Protest im Justizpalast von Aleppo

Nach einem gewaltsamen Übergriff auf einen Untersuchungsrichter in Aleppo durch Angehörige des Sicherheitsapparats der Übergangsregierung haben Richter:innen und Anwält:innen mit einem Sitzstreik auf die Einmischung in die Justiz reagiert.

In Aleppo haben Richter:innen und Anwält:innen am Montag ihre Arbeit niedergelegt und ein Sit-in im Justizpalast abgehalten. Die Protestaktion entzündete sich an einem gewaltsamen Übergriff gegen einen Untersuchungsrichter, berichtete die Syrische Beobachtungsstelle für Menschenrechte (SOHR).

Der Vorfall trug sich nach Angaben der Beobachtungsstelle am Sonntag zu. Der Richter Ahmad Haskal wurde demnach während der Inspektion eines Tatorts innerhalb seines Zuständigkeitsbereichs vom Sicherheitsdienst der Universität Aleppo brutal misshandelt. Über 24 Stunden sei der Mann von dem Personal, das sich aus dem Sicherheitsapparat der syrischen Übergangsregierung zusammensetzt, festgehalten worden. Erst als sein Zustand äußerst kritisch war, habe man ihn wieder freigelassen.


Aus Protest gegen den Angriff blieben heute sämtliche Gerichtsverhandlungen in Aleppo aus. Stattdessen versammelten sich die Jurist:innen im Gebäude des Justizpalasts, um ein deutliches Zeichen der Solidarität mit ihrem Kollegen zu setzen. Die angespannte Lage eskalierte weiter, als schwer bewaffnete „Sicherheitskräfte“ in den Justizpalast eindrangen und versuchten, die Protestaktion zu beenden. Die Beobachtungsstelle berichtet von einer aggressiven Atmosphäre, auch wenn es zunächst keine Berichte über Festnahmen gab.

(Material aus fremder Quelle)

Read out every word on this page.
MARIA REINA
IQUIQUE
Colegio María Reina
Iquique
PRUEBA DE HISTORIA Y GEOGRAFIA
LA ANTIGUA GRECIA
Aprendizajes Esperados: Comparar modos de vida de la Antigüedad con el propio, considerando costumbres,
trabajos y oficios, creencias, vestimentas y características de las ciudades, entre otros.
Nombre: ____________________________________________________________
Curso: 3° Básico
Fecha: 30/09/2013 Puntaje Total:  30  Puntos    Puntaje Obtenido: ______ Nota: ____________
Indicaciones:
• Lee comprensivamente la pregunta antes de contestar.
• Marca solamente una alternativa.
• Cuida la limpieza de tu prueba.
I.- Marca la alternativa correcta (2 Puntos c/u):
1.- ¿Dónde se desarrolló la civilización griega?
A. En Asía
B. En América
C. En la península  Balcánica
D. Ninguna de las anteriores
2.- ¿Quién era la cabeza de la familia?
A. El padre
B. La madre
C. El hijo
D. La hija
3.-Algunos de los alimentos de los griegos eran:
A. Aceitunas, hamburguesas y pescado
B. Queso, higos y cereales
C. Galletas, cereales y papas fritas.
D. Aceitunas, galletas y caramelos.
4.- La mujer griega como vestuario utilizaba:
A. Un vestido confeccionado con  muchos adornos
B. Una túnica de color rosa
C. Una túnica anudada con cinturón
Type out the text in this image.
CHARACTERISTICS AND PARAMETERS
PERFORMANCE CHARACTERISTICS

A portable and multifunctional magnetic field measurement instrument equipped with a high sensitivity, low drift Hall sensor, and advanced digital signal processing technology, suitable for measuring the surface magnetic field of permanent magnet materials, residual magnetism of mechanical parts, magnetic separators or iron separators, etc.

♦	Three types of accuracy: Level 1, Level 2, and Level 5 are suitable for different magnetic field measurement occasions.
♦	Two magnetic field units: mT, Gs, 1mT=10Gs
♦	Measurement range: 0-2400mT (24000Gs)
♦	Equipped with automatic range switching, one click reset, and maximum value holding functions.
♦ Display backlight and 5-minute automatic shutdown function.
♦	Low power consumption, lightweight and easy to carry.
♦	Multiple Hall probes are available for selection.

Kluft zwischen Exekutive und Justiz

Der Vorfall und die darauf folgende Protestaktion werfen ein Schlaglicht auf die zunehmenden Spannungen zwischen der Exekutive – insbesondere dem Sicherheitsapparat der Übergangsregierung – und der Justiz in Syrien. Die Beobachtungsstelle spricht von einem tiefgreifenden Vertrauensverlust in das Rechtssystem, der durch wiederholte Eingriffe von Regimekräften in richterliche Entscheidungen weiter verschärft werde.

Forderung nach Konsequenzen

Die protestierenden Richter:innen und Anwält:innen fordern eine umfassende Aufklärung des Vorfalls sowie juristische Konsequenzen für die beteiligten Sicherheitskräfte. Außerdem sei die Regierung aufgefordert, die Integrität der Justiz zu wahren und deren Unabhängigkeit gegenüber exekutiven Eingriffen zu garantieren. Die syrische Regierung äußerte sich bislang nicht zu den Vorfällen.